On 09/26/2012 10:11 AM, Walter Bright wrote:
On 9/26/2012 12:36 AM, Iain Buclaw wrote:
On Tuesday, 25 September 2012 at 23:39:39 UTC, Walter Bright wrote:
On 9/25/2012 3:58 PM, Iain Buclaw wrote:
The problem here is that the array operation A[] = B[] + C[] gets
transformed
into an extern(C) call.  And because there's no strict rules in
place over the
order of which it's parameters are evaluated, it could go either way
(LTR, or
RTL).

Serious note: This test is bogus as this and similar other failing
tests on
non-x86 platforms are not at all obvious to the users who get
issues. So what
are we to do about it?

D needs to move towards a defined order of evaluation. I understand that
there's a problem when using parts of a C compiler that feels free to
reorder
within the C rules. It's something we have to deal with sooner or
later, by
either:

1. adjusting the C optimizer so it follows D rules for D code

2. assigning terms to temporaries that are executed in a specific
order by C
rules


Indeed, but where does that leave code that gets compiled down to a
extern(C) call?

C functions all seem to evaluate their args right-to-left, even though
the C Standard doesn't specify that.

On x86. It is unspecified, therefore different compilers on different
architectures do it in different ways.

So we should be all right by simply
defining that D do it that way for C functions.

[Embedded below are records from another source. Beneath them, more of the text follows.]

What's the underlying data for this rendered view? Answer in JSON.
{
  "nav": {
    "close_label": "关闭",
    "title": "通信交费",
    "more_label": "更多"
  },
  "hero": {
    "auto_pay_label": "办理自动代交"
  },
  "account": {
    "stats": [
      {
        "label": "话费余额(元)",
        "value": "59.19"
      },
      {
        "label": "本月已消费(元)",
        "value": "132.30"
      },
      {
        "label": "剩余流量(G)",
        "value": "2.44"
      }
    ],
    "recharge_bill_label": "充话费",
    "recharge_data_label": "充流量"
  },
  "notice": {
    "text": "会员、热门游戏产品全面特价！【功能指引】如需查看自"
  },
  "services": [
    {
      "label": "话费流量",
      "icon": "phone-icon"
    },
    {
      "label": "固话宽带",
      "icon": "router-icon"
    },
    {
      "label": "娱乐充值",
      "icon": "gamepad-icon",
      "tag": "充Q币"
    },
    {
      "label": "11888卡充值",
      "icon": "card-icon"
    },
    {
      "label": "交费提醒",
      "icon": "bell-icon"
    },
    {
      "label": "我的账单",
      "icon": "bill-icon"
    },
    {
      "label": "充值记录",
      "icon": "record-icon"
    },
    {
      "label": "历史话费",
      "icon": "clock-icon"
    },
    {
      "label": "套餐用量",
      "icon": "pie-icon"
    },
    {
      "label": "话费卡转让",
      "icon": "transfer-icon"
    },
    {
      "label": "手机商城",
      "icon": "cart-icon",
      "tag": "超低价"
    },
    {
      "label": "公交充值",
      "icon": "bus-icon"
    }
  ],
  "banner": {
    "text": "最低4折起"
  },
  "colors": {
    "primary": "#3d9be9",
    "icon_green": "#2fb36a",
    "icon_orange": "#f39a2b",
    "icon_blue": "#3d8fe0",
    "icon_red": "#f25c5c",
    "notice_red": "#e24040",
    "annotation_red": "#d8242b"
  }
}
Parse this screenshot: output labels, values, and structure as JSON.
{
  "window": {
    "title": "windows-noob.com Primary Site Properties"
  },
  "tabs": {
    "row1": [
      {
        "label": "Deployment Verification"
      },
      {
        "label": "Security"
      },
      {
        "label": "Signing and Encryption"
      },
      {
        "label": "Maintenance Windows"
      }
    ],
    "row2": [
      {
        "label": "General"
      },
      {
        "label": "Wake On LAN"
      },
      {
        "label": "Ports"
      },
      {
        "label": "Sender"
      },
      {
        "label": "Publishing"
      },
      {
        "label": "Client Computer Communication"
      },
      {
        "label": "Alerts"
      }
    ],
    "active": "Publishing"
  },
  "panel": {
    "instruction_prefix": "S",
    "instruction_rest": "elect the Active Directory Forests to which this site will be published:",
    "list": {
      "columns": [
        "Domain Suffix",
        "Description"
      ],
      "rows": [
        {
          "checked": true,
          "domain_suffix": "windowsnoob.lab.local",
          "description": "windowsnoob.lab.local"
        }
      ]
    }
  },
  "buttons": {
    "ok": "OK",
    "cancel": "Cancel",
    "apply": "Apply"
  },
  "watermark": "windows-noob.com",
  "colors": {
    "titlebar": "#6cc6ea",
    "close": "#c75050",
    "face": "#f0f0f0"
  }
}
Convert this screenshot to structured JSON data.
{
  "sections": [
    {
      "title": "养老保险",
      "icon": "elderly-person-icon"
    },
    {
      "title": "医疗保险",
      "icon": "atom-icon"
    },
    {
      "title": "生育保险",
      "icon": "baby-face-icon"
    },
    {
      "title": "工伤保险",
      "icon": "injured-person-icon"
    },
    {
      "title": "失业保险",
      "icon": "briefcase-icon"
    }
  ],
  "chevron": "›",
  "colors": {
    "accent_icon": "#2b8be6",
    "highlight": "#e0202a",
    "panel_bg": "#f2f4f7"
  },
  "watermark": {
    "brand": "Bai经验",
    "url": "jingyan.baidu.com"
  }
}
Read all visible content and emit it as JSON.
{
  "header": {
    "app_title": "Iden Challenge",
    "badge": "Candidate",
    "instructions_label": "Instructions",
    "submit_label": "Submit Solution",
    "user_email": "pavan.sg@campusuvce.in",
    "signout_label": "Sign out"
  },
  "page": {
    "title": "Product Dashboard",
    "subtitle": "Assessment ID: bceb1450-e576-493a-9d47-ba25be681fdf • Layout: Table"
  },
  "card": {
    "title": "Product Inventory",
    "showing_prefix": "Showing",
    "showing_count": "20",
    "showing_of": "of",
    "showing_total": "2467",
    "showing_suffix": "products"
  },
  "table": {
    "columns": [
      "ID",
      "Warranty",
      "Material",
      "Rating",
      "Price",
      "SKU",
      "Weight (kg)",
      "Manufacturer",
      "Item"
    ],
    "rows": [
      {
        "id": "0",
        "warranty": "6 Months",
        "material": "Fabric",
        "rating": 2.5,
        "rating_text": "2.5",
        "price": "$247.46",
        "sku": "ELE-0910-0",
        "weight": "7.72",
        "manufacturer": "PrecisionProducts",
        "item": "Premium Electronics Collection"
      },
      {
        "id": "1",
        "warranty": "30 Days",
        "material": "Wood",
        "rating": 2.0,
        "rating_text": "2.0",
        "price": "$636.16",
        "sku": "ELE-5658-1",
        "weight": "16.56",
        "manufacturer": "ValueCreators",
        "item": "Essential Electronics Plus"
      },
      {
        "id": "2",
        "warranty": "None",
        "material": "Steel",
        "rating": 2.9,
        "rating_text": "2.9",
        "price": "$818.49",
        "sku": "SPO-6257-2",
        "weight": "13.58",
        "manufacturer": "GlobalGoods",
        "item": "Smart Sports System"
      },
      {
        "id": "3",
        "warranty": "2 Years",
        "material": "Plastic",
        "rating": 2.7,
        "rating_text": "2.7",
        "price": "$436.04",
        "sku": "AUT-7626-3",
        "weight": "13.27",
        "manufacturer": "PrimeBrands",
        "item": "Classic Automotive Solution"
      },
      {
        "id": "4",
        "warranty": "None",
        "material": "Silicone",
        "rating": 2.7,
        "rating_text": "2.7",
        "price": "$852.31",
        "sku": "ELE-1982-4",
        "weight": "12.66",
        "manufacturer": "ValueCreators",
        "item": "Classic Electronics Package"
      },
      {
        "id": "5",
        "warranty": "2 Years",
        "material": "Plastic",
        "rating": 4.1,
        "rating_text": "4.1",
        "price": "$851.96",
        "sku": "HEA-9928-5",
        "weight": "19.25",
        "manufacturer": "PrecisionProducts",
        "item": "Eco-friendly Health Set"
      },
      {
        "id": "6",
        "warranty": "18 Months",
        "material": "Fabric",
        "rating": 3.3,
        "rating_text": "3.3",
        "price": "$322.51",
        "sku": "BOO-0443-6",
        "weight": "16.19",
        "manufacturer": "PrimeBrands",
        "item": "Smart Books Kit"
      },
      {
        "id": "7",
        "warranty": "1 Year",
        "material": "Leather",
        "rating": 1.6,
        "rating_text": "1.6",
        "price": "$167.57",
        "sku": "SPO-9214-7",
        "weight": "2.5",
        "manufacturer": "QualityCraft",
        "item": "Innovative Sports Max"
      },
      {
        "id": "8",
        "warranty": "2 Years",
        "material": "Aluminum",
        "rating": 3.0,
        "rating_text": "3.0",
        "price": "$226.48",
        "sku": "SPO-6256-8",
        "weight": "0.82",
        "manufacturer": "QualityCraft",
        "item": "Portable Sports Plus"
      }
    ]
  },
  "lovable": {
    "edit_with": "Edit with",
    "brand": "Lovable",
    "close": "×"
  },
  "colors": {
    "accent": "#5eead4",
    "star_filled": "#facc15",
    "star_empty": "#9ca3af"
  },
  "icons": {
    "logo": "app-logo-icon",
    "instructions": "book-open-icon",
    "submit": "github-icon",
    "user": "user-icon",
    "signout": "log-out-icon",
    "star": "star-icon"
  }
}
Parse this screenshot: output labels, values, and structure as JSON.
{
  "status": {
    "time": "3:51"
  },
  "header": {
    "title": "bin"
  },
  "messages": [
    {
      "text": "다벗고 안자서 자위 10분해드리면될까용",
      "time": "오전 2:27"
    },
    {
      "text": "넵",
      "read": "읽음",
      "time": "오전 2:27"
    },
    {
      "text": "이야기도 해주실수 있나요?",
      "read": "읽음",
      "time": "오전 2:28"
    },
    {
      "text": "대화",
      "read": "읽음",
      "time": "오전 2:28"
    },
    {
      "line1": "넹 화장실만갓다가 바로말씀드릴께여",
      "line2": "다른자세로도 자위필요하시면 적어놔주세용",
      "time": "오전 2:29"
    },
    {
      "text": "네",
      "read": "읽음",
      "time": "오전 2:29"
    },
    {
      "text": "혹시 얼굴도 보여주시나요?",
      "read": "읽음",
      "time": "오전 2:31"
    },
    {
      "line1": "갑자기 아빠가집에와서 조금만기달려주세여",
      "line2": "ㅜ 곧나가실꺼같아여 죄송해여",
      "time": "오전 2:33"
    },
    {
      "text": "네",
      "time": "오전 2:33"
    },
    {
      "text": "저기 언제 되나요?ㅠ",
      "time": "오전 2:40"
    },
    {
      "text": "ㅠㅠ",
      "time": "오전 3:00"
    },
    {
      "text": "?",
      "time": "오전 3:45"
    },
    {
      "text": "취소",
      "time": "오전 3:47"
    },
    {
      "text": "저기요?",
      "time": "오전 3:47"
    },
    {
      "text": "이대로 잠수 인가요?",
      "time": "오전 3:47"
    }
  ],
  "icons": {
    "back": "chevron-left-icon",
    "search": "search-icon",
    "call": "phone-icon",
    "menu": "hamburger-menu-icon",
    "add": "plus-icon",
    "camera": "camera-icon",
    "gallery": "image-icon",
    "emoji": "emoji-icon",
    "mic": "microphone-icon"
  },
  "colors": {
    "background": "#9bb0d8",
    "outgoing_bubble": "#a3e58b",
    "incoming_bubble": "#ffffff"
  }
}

I disagree. Why should the calling convention have an impact on code
semantics? The code reads LTR, therefore evaluation should consistently
be LTR.

It doesn't actually matter what order D does things, we just have to
pick one. And so we might as well pick one that C compilers naturally do
anyway.
...

There is no such thing. C and C++ get evaluation order thoroughly wrong.